Newport Castle in 1881
A Bit of Newport Castle History
Extract from:
"Rambles and Studies in Old South Wales"
By Wirt Sikes
Published in 1881
Pages 100 & 101
Of all the old castles in Wales, perhaps this is the most mournful to look upon, so fallen is it from its grand estate. A ruined castle is seldom debased to such plebeian uses as those which have befallen Newport.
It is now occupied by certain brewers and other unknightly varlets; but there was a day when this pile was the home of kings; and where now ferments the democratic ale and rings the rattle of barrels being hooped, once flowed the ruddy wine from silvern flagons and echoed the laugh and song of revelry.

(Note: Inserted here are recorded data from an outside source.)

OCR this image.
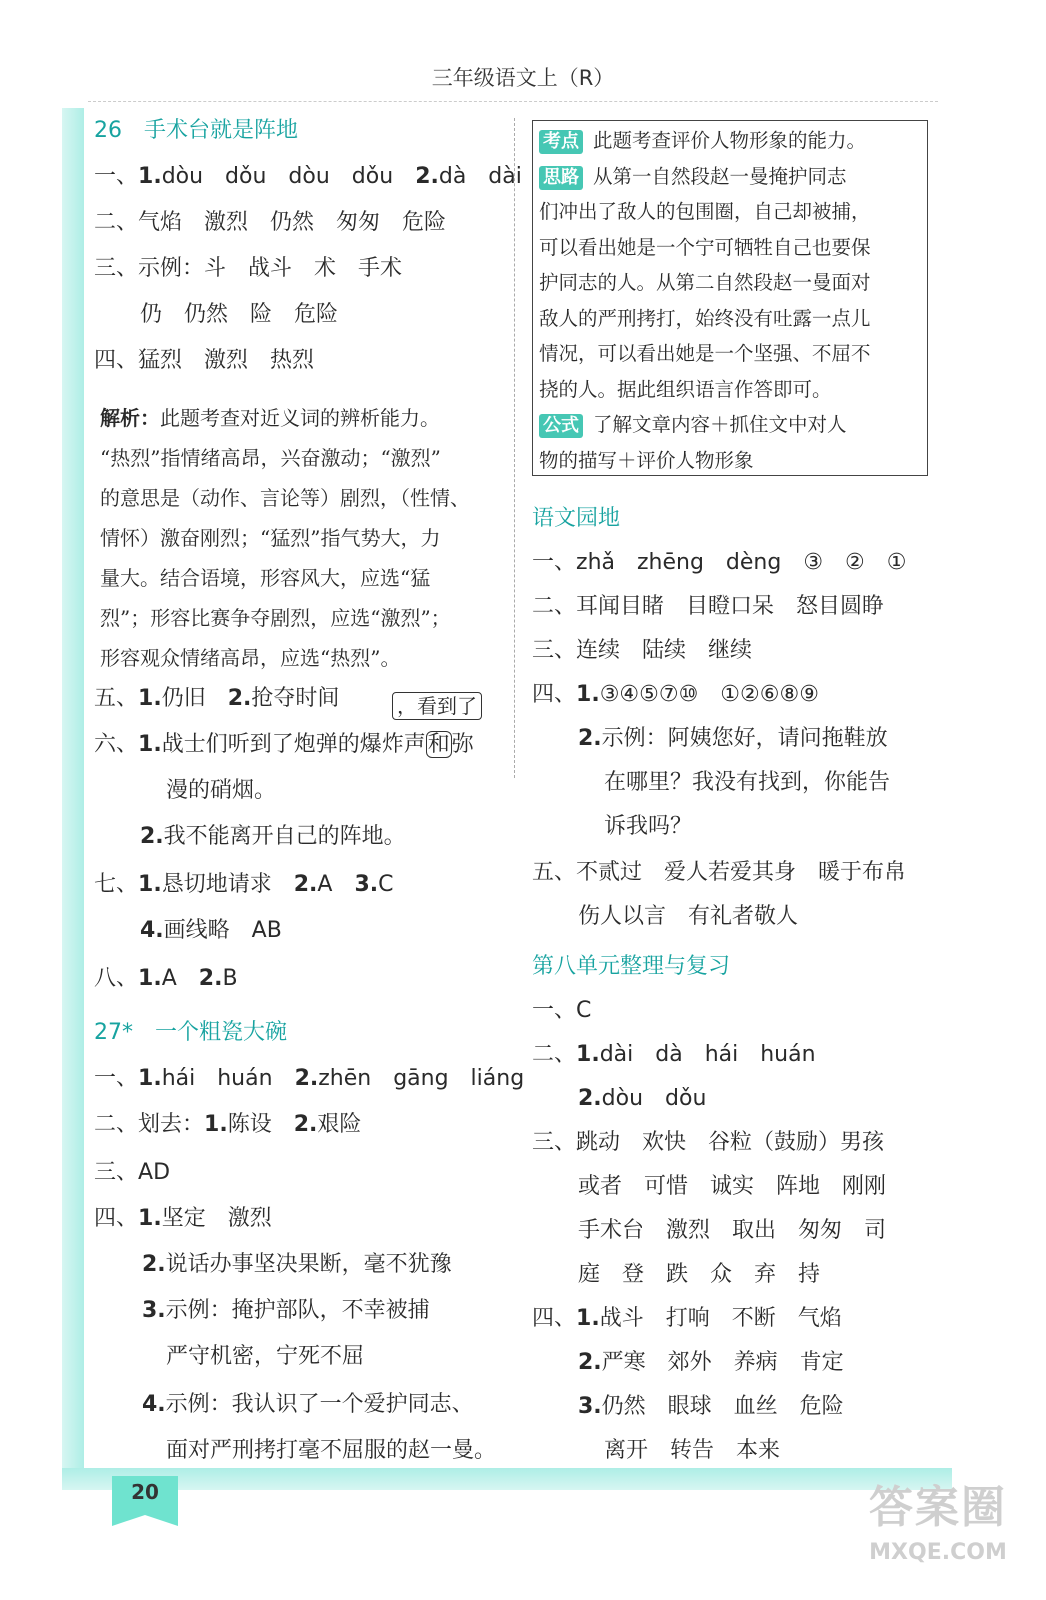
三年级语文上（R）
26　手术台就是阵地
一、1.dòu　dǒu　dòu　dǒu　 2.dà　dài
二、气焰　激烈　仍然　匆匆　危险
三、示例：斗　战斗　术　手术
仍　仍然　险　危险
四、猛烈　激烈　热烈
解析：此题考查对近义词的辨析能力。
“热烈”指情绪高昂，兴奋激动；“激烈”
的意思是（动作、言论等）剧烈，（性情、
情怀）激奋刚烈；“猛烈”指气势大，力
量大。结合语境，形容风大，应选“猛
烈”；形容比赛争夺剧烈，应选“激烈”；
形容观众情绪高昂，应选“热烈”。
五、1.仍旧　 2.抢夺时间	，看到了
六、1.战士们听到了炮弹的爆炸声和弥
漫的硝烟。
2.我不能离开自己的阵地。
七、1.恳切地请求　 2.A　 3.C
4.画线略　AB
八、1.A　 2.B
27*　一个粗瓷大碗
一、1.hái　huán　 2.zhēn　gāng　liáng
二、划去：1.陈设　 2.艰险
三、AD
四、1.坚定　激烈
2.说话办事坚决果断，毫不犹豫
3.示例：掩护部队，不幸被捕
严守机密，宁死不屈
4.示例：我认识了一个爱护同志、
面对严刑拷打毫不屈服的赵一曼。
考点 此题考查评价人物形象的能力。
思路 从第一自然段赵一曼掩护同志
们冲出了敌人的包围圈，自己却被捕，
可以看出她是一个宁可牺牲自己也要保
护同志的人。从第二自然段赵一曼面对
敌人的严刑拷打，始终没有吐露一点儿
情况，可以看出她是一个坚强、不屈不
挠的人。据此组织语言作答即可。
公式 了解文章内容＋抓住文中对人
物的描写＋评价人物形象
语文园地
一、zhǎ　zhēng　dèng　③　②　①
二、耳闻目睹　目瞪口呆　怒目圆睁
三、连续　陆续　继续
四、1.③④⑤⑦⑩　①②⑥⑧⑨
2.示例：阿姨您好，请问拖鞋放
在哪里？我没有找到，你能告
诉我吗？
五、不贰过　爱人若爱其身　暖于布帛
伤人以言　有礼者敬人
第八单元整理与复习
一、C
二、1.dài　dà　hái　huán
2.dòu　dǒu
三、跳动　欢快　谷粒（鼓励）男孩
或者　可惜　诚实　阵地　刚刚
手术台　激烈　取出　匆匆　司
庭　登　跌　众　弃　持
四、1.战斗　打响　不断　气焰
2.严寒　郊外　养病　肯定
3.仍然　眼球　血丝　危险
离开　转告　本来
20	答案圈
MXQE.COM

The castle was built by the Welsh king Robert Fitzroy, in 1130, to protect his domains and to guard the passage of the river, which was and is here fordable at low tide, and after passing through the hands of several successors, it came at last to the Duke of Buckingham. When this duke was executed the estate was seized by Henry VIII.; and when Cromwell's army came it met the fate of all the baronial halls to which the old castle-hater paid his respects.
Precisely at what time the poor ruin was seized upon by the base fortunes which now degrade it is not recorded. The humiliation of a modern red- tiled roof covers the central tower of the ruin where it looks upon the river, the only part of the walls now standing.
The tower next the bridge has its venerable head covered with a kindly peruke of ivy, as if Nature took pity on the poor old castle in its hour of degradation, and tried thus as it might to atone for man's inhumanity to storied stone.